Written on 3 febbraio 2012 by Rebecca

Terroir, terroir. Perhaps the most overused word in conversing and writing about wine, bandied about with an abandon which has led to it having lost almost any real meaning. A word which I was determined to avoid–along with red wine stains on my shirt–during this past month of blogging about Umbria and her wines; alas, I was ultimately unsuccessful at both these endeavors.

Just as a splotch of Sangiovese will inevitably show up sooner or later during five full days of wine tastings, so will the word terroir in a region in which this slippery concept of “sense of place”—meaning, of course, geography, geology, and climate, but also that more elusive context of history, culture, and human touch—is so prominent in the wines: how they are made, how they are marketed, how they are paired.
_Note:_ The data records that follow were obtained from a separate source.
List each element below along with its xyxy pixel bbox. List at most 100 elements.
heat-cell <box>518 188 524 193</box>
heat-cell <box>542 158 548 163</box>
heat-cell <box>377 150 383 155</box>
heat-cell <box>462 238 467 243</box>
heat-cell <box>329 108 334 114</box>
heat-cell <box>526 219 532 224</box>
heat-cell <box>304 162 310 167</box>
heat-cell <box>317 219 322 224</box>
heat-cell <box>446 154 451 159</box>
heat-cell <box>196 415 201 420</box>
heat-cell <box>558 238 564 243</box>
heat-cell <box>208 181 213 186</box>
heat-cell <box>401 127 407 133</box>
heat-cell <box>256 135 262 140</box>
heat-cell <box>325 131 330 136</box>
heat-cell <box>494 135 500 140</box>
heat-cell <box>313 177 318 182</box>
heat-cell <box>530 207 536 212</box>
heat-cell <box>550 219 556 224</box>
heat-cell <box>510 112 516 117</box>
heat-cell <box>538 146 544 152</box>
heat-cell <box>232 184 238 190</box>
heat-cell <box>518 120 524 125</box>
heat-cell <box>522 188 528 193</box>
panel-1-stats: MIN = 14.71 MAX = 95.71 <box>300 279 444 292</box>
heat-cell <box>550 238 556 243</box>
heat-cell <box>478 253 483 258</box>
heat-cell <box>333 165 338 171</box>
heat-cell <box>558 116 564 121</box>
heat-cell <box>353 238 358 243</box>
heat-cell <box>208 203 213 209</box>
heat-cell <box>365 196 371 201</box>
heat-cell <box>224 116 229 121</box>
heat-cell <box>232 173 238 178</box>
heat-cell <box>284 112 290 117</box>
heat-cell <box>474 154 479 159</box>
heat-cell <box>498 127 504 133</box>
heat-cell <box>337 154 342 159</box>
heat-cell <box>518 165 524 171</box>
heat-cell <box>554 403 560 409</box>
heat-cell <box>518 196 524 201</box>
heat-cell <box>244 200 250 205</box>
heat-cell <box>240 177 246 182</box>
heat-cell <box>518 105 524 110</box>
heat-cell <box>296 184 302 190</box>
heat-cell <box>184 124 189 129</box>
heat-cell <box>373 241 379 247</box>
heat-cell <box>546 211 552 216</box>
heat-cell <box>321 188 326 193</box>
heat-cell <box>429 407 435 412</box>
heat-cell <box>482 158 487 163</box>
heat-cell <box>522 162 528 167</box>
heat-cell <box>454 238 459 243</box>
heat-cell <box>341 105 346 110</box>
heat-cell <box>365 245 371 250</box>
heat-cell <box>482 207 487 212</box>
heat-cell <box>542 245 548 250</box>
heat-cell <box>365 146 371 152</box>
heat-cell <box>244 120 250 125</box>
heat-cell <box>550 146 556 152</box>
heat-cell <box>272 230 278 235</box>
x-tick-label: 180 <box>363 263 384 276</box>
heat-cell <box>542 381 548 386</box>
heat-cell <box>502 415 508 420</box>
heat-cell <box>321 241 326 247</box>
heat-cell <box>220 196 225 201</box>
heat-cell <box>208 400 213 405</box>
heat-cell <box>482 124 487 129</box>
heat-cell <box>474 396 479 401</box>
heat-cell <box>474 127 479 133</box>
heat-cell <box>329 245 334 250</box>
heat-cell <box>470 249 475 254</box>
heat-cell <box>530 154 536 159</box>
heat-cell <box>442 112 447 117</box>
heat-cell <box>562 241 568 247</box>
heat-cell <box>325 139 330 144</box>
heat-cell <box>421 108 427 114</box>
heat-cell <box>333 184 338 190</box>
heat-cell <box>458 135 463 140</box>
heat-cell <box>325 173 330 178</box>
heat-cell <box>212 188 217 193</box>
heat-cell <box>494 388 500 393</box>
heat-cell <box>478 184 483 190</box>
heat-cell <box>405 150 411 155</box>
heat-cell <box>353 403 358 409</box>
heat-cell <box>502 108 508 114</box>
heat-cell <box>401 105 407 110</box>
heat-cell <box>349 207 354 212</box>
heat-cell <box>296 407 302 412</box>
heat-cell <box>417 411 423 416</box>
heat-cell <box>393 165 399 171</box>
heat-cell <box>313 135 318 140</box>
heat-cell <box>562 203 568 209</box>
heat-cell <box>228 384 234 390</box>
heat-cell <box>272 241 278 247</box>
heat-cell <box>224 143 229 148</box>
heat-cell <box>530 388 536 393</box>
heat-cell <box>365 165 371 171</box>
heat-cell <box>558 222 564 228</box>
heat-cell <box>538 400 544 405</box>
It is difficult, if not impossible, to fully understand or appreciate Umbrian wines outside the backdrop of its terroir. These wines are the essence of a region–and its people–bottled, and nowhere is this more evident than in the wines of Orvieto. A sip of this and you taste…well, I’ll just show you:

Barrels aging Orvieto Classico DOC

 

Our first tasting of the day in Orvieto

A winter sky over the hills surrounding Orvieto

 

One of the most breathtaking cathedral facades in Italy dominates Orvieto's piazza

 

Orvieto's undulating hills are dotted with tiny villages and fortresses

 

Here's the real terroir of Orvieto: the tufa volcanic rock the town is built on, much of which has been dug out over the centuries for storerooms, workshops, and dovecotes.

 

Tasting some of that terroir at the Enoteca Regionale in Orvieto, which features wines from across Umbria.

These wines are paired with Umbrian classics: bruschetta and prosciutto

A rustic plate of pasta is a perfect foil to the Orvieto DOC wines

A sweet wine from Orvieto is what this dessert needs....

Our visit to Orvieto closes with a tasting of some local reds

The clay soil, the rolling hills, the misty lake, the family who owns these vines. This is Orvieto's terroir.